Karen Estlund
Associate Dean for Technology and Digital Strategies
Pennsylvania State University
The International Image Interoperability Framework (IIIF) community is comprised of a growing number of the world’s leading university, state, and national libraries, museums, galleries, archives, software firms, research institutions, and cultural heritage organizations working with digital images on the web. Now at version 2.1.1, the IIIF specifications have become the shared standard for digital image repositories. In the past year, the IIIF community has embarked on multiple projects and collaborations to advance the usefulness and adoption of IIIF across the GLAM (galleries, libraries, archives, and museums) landscape and beyond. With two dedicated staff (a community manager and a technical coordinator) now working on behalf of the IIIF Consortium, and a growing community of active contributors, the initiative is poised to move forward through the following projects:
- Expanding the IIIF Presentation API to include time-based audio/visual materials (draft specifications are currently being tested by the Avalon Media System team and the British Library)

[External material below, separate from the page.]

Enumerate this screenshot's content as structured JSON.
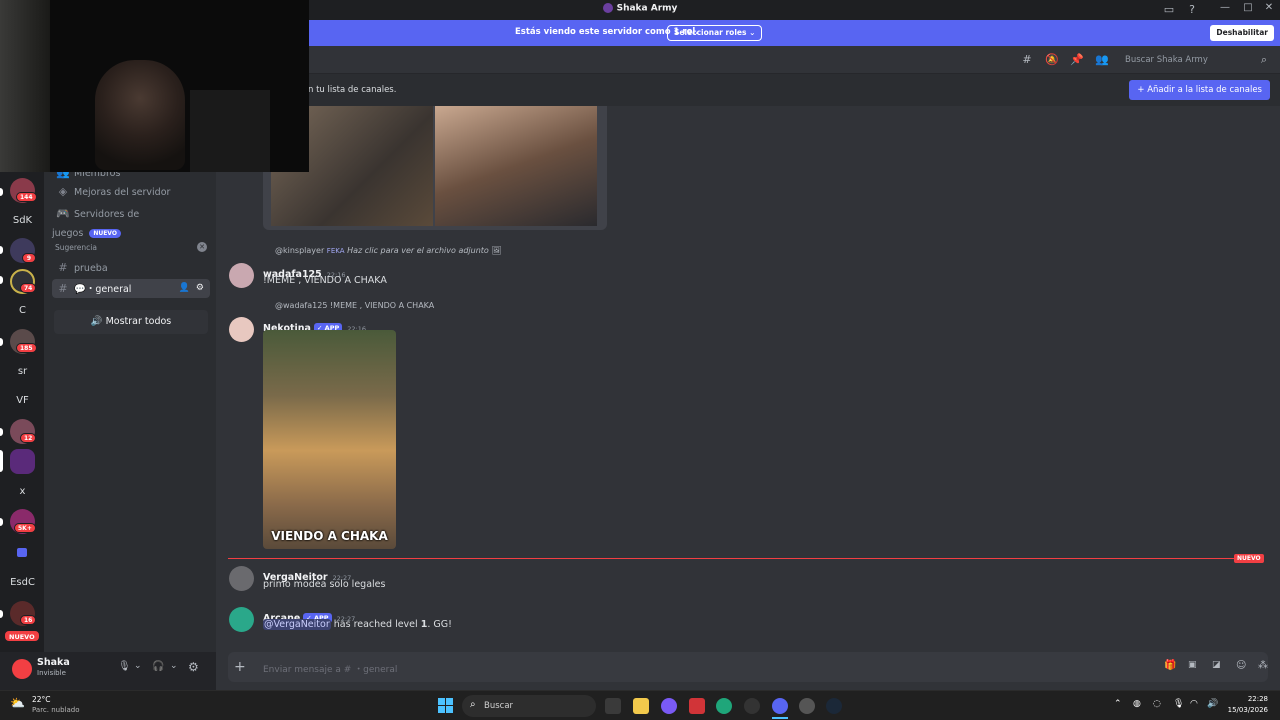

- Consulting partnership with the American Art Collaborative, and future consulting engagements
- Multi-institutional collaboration to improve OpenJPEG, an open-source JPEG2000 codec
- Partnership with DHSI (Digital Humanities Summer Institute)
- Increased collaboration with Japanese cultural heritage institutions, recent IIIF events in Japan
- Increased locally-organized events (Harvard meet-up in September, London event at the V&A in November)

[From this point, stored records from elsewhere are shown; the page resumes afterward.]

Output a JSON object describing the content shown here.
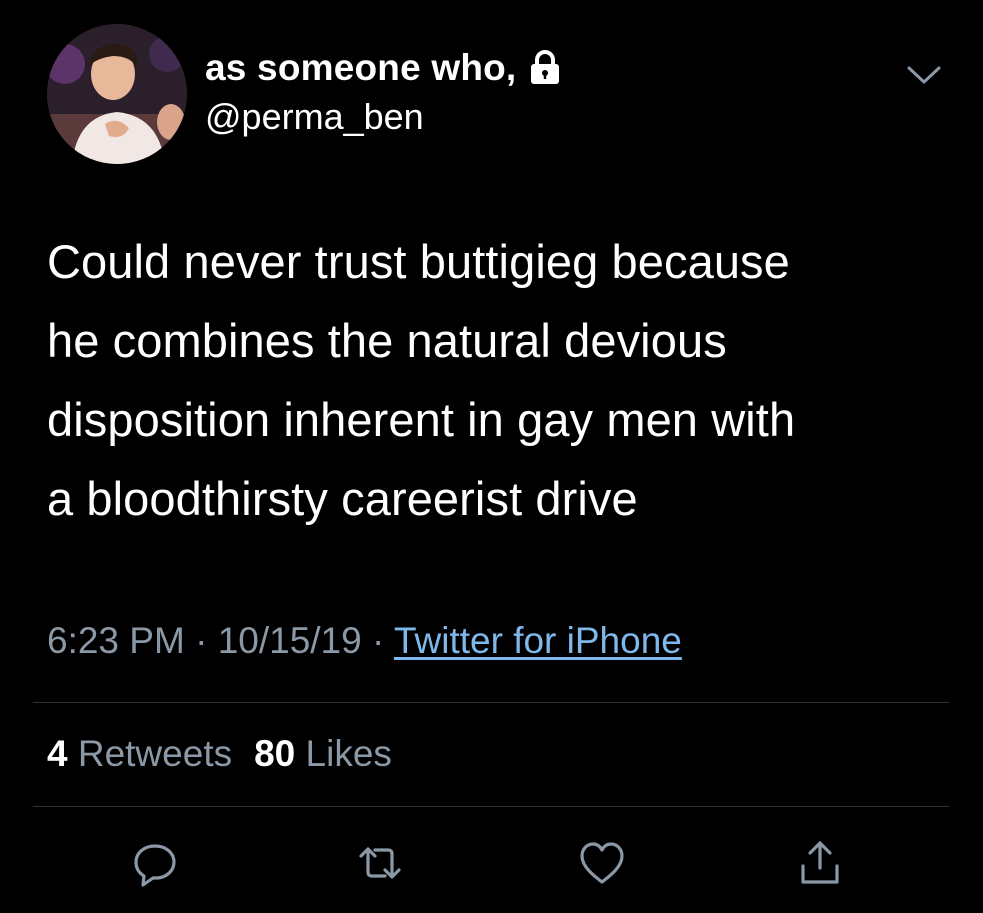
{
  "user": {
    "display_name": "as someone who,",
    "handle": "@perma_ben",
    "protected_icon": "lock-icon"
  },
  "tweet": {
    "text": "Could never trust buttigieg because he combines the natural devious disposition inherent in gay men with a bloodthirsty careerist drive",
    "lines": [
      "Could never trust buttigieg because",
      "he combines the natural devious",
      "disposition inherent in gay men with",
      "a bloodthirsty careerist drive"
    ],
    "time": "6:23 PM",
    "separator": "·",
    "date": "10/15/19",
    "source": "Twitter for iPhone"
  },
  "stats": {
    "retweets_count": "4",
    "retweets_label": "Retweets",
    "likes_count": "80",
    "likes_label": "Likes"
  },
  "actions": [
    {
      "name": "reply",
      "icon": "reply-icon"
    },
    {
      "name": "retweet",
      "icon": "retweet-icon"
    },
    {
      "name": "like",
      "icon": "heart-icon"
    },
    {
      "name": "share",
      "icon": "share-icon"
    }
  ],
  "colors": {
    "background": "#000000",
    "text": "#ffffff",
    "secondary": "#8b98a5",
    "link": "#7fb8ea",
    "divider": "#2f3336"
  }
}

- Exploration of STEM use cases, and potential for 3D and IIIF
In addition, in the past year, the IIIF specifications have been adopted by a number of institutions (the Smithsonian Institution, Folger Shakespeare Library, and National Gallery of Art are the latest institutions to join the IIIF Consortium) and software packages such as CONTENTdm, and ExLibris’ Rosetta and Alma. This project briefing will cover the latest experiments, applications, and highlights of adoption over the past year, updates on the specific projects listed above, and an overview of how interested parties can get involved with the growing IIIF community. This session will be of interest to parties from all institutions responsible for digital image repositories.